La soluzione, allora? Il modello liberale, con partiti sorretti da sottoscrizioni private. «Adottiamo il 5 per mille», propone Alfano, dimenticando il flop di 15 anni fa. Provocato però da un difetto: nella dichiarazione Irpef non si poteva indicare il singolo partito da finanziare, era un contributo per tutti. E chi mai vuole dar soldi a partiti per cui non simpatizza? L’obiezione era: non si possono «schedare» i finanziatori di ciascun partito, costringendoli a dichiarare la propria scelta. Ma è un argomento che non tiene, perché l’8 per mille alle varie Chiese garantisce invece la privacy.

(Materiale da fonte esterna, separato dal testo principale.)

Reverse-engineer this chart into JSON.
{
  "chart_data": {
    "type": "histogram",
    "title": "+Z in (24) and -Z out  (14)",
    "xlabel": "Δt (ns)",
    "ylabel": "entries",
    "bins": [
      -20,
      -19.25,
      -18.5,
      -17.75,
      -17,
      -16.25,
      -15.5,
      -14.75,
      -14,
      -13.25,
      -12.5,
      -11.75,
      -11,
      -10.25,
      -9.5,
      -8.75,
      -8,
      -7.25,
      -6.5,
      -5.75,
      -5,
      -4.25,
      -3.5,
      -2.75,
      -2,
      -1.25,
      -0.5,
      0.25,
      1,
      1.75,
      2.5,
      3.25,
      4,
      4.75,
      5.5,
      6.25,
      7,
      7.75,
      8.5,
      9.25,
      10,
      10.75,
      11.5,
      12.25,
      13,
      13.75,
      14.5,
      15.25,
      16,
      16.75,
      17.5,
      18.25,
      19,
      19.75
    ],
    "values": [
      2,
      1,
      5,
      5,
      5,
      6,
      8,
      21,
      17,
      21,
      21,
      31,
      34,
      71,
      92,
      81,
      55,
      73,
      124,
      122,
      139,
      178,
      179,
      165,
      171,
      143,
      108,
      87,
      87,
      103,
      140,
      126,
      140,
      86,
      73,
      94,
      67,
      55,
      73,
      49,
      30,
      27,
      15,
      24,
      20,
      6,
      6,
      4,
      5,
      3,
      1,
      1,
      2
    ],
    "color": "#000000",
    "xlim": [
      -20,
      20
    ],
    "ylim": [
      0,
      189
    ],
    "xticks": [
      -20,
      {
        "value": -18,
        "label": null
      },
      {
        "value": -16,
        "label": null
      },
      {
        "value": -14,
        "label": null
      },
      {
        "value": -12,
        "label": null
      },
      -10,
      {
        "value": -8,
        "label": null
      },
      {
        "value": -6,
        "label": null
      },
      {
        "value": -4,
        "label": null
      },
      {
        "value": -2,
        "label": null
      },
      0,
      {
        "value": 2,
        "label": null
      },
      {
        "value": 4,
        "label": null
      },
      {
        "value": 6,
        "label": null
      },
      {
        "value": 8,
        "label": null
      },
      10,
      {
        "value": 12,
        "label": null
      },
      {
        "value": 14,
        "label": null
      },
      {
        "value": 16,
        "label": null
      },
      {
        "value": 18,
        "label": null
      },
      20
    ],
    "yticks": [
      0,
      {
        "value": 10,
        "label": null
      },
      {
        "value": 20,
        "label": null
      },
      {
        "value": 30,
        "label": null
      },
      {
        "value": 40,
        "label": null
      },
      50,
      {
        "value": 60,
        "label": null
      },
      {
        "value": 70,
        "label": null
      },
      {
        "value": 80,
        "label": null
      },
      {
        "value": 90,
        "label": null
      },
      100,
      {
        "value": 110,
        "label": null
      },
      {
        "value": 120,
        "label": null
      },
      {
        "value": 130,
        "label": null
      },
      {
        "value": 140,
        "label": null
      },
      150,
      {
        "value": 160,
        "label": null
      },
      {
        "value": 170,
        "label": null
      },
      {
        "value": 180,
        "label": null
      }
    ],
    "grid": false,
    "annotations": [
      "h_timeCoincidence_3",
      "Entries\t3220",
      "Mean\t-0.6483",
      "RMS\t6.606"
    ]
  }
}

«Lo Stato, poi, può contribuire alla politica non dando soldi ai burocrati di partito», propone Staderini, «ma offrendo gratis servizi a tutti i cittadini: luoghi per assemblee e riunioni, autenticatori per le firme, conoscibilità delle proposte grazie a programmi di informazione».

Perché il vero dramma dei partiti è che i soldi pubblici e il professionismo hanno ucciso il volontariato e i contributi spontanei. «Coprono appena il 10 per cento dei nostri costi», ammette Misiani del Pd. Ormai vediamo i politici come una «casta» di privilegiati con stipendi da 12 mila euro netti al mese. «Di politica campano 100 mila persone in Italia», commenta amaro Cesare Salvi, ex senatore Ds autore del libro Il costo della democrazia.

La vera «antipolitica» è quella dei politici di professione e dei partiti personalisti in cui spadroneggia un «Capo» (quasi tutti, Grillo compreso), che hanno espropriato i cittadini del gusto per la partecipazione diretta alla vita pubblica.